By the way, did anyone here see a very charming anecdote by Alan on Qi this week, about his dog waking him up?
Who, on what?
Is it a telly show?
Clearly I missed the charming anecdote, what was it?
You can watch it on ABC iView Tim:
http://www.abc.net.au/iview/#/comedy
It's a mildly diverting Stephen Fry panel show, but I liked the story about the dog this week.
Miooooooooooooooooooooooooow! (hits snooze, counter-attacked by claws) Mioooooooooooooooooooow! Alarm Cat, the only awakening device that refuses to be ignored!
I thought for a second you were referring to the pre-Confucian doctrine regarding the metaphysical life-force that pervades the entirety of the universe, Steve. Which metaphysical life-force clearly had some mysterious relationship to a guy called Alan. Actually yes, I have seen that show. Quite funny.
I can see your confusion Tim. It would be like me solemnly revealing to you the revelation I had in a dream that the unutterable name of God is not "Yahweh", it's "Alan".
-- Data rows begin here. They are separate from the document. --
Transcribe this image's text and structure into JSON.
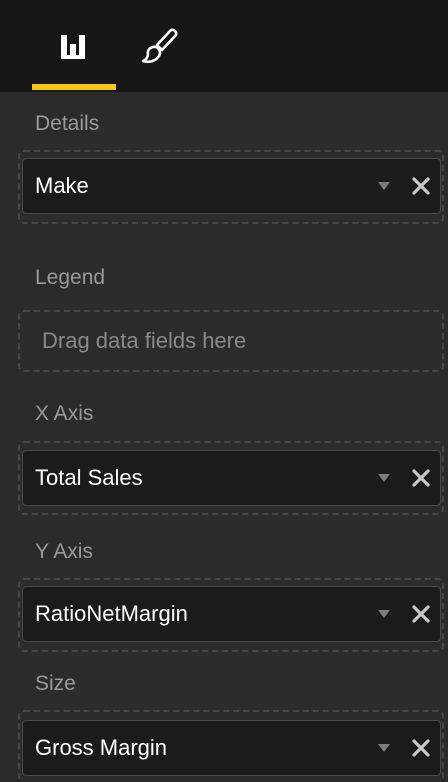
{
  "tabs": [
    {
      "name": "fields",
      "icon": "bar-chart-icon",
      "active": true
    },
    {
      "name": "format",
      "icon": "paintbrush-icon",
      "active": false
    }
  ],
  "accent_color": "#f2c811",
  "sections": {
    "details": {
      "label": "Details",
      "field": "Make"
    },
    "legend": {
      "label": "Legend",
      "placeholder": "Drag data fields here"
    },
    "x_axis": {
      "label": "X Axis",
      "field": "Total Sales"
    },
    "y_axis": {
      "label": "Y Axis",
      "field": "RatioNetMargin"
    },
    "size": {
      "label": "Size",
      "field": "Gross Margin"
    }
  },
  "icons": {
    "dropdown": "chevron-down-icon",
    "remove": "close-icon"
  }
}
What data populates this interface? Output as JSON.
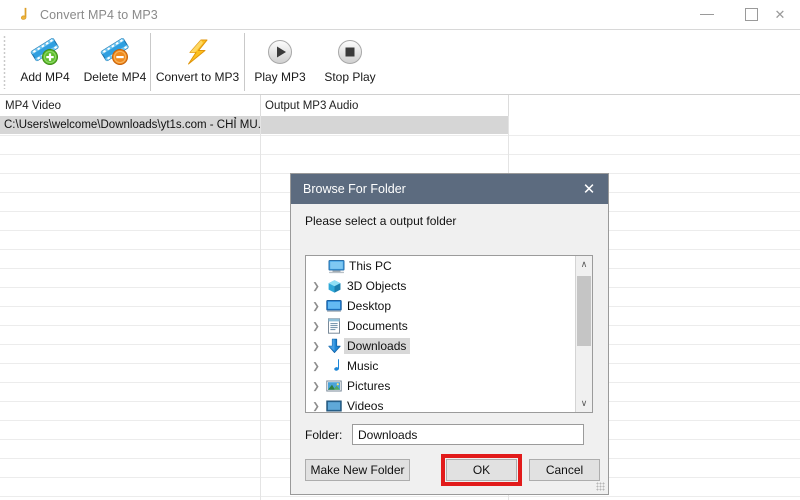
{
  "window": {
    "title": "Convert MP4 to MP3",
    "icon": "music-note-icon",
    "controls": {
      "minimize": "–",
      "maximize": "□",
      "close": "✕"
    }
  },
  "toolbar": {
    "items": [
      {
        "label": "Add MP4",
        "icon": "film-add-icon"
      },
      {
        "label": "Delete MP4",
        "icon": "film-delete-icon"
      },
      {
        "label": "Convert to MP3",
        "icon": "lightning-bolt-icon"
      },
      {
        "label": "Play MP3",
        "icon": "play-icon"
      },
      {
        "label": "Stop Play",
        "icon": "stop-icon"
      }
    ]
  },
  "grid": {
    "columns": [
      "MP4 Video",
      "Output MP3 Audio"
    ],
    "rows": [
      {
        "mp4": "C:\\Users\\welcome\\Downloads\\yt1s.com - CHỈ MU...",
        "mp3": "",
        "selected": true
      }
    ]
  },
  "dialog": {
    "title": "Browse For Folder",
    "close_icon": "✕",
    "prompt": "Please select a output folder",
    "tree": [
      {
        "label": "This PC",
        "icon": "this-pc-icon",
        "arrow": "",
        "depth": 0,
        "selected": false
      },
      {
        "label": "3D Objects",
        "icon": "3d-objects-icon",
        "arrow": "❯",
        "depth": 1,
        "selected": false
      },
      {
        "label": "Desktop",
        "icon": "desktop-icon",
        "arrow": "❯",
        "depth": 1,
        "selected": false
      },
      {
        "label": "Documents",
        "icon": "documents-icon",
        "arrow": "❯",
        "depth": 1,
        "selected": false
      },
      {
        "label": "Downloads",
        "icon": "downloads-icon",
        "arrow": "❯",
        "depth": 1,
        "selected": true
      },
      {
        "label": "Music",
        "icon": "music-icon",
        "arrow": "❯",
        "depth": 1,
        "selected": false
      },
      {
        "label": "Pictures",
        "icon": "pictures-icon",
        "arrow": "❯",
        "depth": 1,
        "selected": false
      },
      {
        "label": "Videos",
        "icon": "videos-icon",
        "arrow": "❯",
        "depth": 1,
        "selected": false
      }
    ],
    "scrollbar": {
      "up": "∧",
      "down": "∨"
    },
    "folder_label": "Folder:",
    "folder_value": "Downloads",
    "buttons": {
      "make_new_folder": "Make New Folder",
      "ok": "OK",
      "cancel": "Cancel"
    },
    "highlight_color": "#e21b1b"
  }
}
... and in a blinding flash of lightning, Steve is immediately wiped from the earth for uttering the unutterable name...
BTW how was the hailstorm where you were, Tim?
Well early Saturday arvo I toddled down to the Dan O'Connell in Carlton, near central Melbourne, as I'm wont to do for their Saturday poetry arvos. It was blue skies when I caught the tram, but when I got out and was walking the few blocks to the pub the clouds had come over. As we were all sitting in the pub it got REALLY dark - I mean, even with the lights on it was hard to see one another - and then it just started p*ssing down. I didn't actually see the hail, though some other folks in the pub remarked on it. It was only a few hours later, after I'd caught a tram home, that I realised whole parts of the inner city were flooded! So that's how it was from my naive, complacent perspective!
Though it'll be interesting hearing how some of the other work colleagues experienced it.
Let's hope the Second Coming doesn't happen during one of those sessions, Tim. You'll probably miss it.